Pounds of dust, dirt, once-lovely wallpaper (the original ceiling had been wallpapered, because that’s what people did in the 1920s and 30s), desiccated insulation, pecan shells, what appeared to be cat feces, and two large, intact rat skeletons. Complete with ears and some fur! And delightful full sets of molars! A house cat long ago did an amazing job picking those bones clean. I removed the skeletons carefully and set them aside—can’t let something that great get thrown away. We swept and vacuumed up the mess, and I took home two new “treasures” with which to scare any trick-or-treaters we might get in a few weeks.
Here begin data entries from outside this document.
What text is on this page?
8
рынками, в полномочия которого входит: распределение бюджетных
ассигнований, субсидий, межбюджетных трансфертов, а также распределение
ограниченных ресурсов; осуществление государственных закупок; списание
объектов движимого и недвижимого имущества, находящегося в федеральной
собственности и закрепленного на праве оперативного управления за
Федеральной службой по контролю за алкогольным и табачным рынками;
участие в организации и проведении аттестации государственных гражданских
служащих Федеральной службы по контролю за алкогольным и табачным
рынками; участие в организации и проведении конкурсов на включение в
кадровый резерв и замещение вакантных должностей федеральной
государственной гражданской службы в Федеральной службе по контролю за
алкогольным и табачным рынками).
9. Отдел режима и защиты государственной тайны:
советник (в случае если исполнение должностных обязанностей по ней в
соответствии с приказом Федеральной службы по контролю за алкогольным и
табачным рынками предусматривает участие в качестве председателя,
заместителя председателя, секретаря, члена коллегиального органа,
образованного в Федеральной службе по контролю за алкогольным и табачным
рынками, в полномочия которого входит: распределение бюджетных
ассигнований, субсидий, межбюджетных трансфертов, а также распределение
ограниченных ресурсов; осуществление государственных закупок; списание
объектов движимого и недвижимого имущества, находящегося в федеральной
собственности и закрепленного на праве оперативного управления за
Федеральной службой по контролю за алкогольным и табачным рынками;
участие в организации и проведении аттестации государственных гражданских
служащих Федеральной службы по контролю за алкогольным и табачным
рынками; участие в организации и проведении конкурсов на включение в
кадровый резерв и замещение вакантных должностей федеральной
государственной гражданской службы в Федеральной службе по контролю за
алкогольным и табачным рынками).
In the meantime, there’s painting to be done. I’ll be back soon with pictures and more tails, I mean, tales of the rehabilitation of Old Lady Taylor.
Interior Progress Photos
- Here’s the wallpaper that was in the downstairs “Granny” bedroom before.
- No more pink carpet, and just smooth drywall ready to paint in the downstairs bedroom.
- The walls have been textured an primed. Ready for paint.
- This is a great example of how careful the team has been with the prep work. It’s the upstairs bedroom.
- What’s above the dining room drop ceiling. You can see why we didn’t remove the ceiling tiles.
- The “breakfast area” ceiling where the hole was.
- Yep, those are rat skeletons, all right.
- Mmm, rat molars. Very well preserved.